Tansu Sarıtaylı- Güzel mesajlar Çetin bey. Bize zaman ayırdığınız için teşekkür ederim. Topluma vermek istediğiniz bir mesaj veya eklemek istedikleriniz var mı?
Çetin Ali Cumur- Biz artık bu ülkede kalıcıyız. Bunun tersini kimse söyleyemez. Farklı inanç değerleri olsa bile hepimiz aynı kültürü paylaşıyoruz. Daha iyi, daha faydalı nasıl olabiliriz diye düşünelim.Birçok sıkıntının giderilmesi için de Türk toplumu olarak çok büyük bir misyonumuz var. Yani önemli sorumluluklar bizi bekliyor.

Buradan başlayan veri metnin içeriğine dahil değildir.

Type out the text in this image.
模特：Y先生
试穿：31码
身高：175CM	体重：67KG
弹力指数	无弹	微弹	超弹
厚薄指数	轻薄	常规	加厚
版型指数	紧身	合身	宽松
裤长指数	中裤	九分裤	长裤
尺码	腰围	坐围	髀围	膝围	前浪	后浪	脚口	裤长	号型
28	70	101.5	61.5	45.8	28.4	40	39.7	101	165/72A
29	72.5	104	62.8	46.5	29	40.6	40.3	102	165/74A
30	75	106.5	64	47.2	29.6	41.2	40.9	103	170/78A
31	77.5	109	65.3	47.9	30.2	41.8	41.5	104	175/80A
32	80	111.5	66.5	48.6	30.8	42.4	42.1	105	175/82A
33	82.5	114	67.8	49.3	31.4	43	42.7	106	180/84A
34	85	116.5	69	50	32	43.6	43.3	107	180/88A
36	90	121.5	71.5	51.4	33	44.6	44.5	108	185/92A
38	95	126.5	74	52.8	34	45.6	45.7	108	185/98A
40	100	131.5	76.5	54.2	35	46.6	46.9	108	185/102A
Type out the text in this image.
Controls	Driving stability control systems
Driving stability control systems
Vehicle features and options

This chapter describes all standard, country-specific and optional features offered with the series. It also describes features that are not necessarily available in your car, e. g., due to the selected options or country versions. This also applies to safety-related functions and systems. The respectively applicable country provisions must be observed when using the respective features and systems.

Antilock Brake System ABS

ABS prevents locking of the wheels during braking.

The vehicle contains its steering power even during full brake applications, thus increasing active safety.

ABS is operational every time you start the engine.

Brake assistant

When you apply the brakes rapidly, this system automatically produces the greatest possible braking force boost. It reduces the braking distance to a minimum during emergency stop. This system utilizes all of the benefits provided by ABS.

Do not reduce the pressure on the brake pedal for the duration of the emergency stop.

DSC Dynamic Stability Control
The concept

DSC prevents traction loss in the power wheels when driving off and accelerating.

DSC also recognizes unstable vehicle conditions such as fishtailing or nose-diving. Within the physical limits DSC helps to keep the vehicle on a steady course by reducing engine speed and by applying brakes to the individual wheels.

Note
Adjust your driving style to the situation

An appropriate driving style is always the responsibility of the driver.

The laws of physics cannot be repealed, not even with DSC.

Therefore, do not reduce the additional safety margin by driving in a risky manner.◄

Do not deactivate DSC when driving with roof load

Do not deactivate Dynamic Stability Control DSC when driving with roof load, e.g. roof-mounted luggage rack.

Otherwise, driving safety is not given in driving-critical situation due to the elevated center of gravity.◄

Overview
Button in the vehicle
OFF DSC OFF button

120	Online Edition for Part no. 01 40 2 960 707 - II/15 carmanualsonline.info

Bu ülkede bütün görüşlere, bütün kültürlere ve inançlara saygılı olarak çalışıp, ilerlememiz gerekiyor. Hem profesyonel hayatımızda hem de yaşadığımız mahallelerde çevremizle ilişkilerimizi sıcak tutmalıyız. Bakın bugün Türkiye’de 20 katlı 50 katlı binalarda aileler yaşıyor ama kimse kimseyi tanımıyor. Diyalog yok. Fakat Fransa’da bizler daha müstakil ve diyaloğa daha müsait şartlarda yaşıyoruz. Yani çevremizle, komşumuzla ilişkilerimizi geliştirelim. Güzel hasletlerimizi sürdürelim.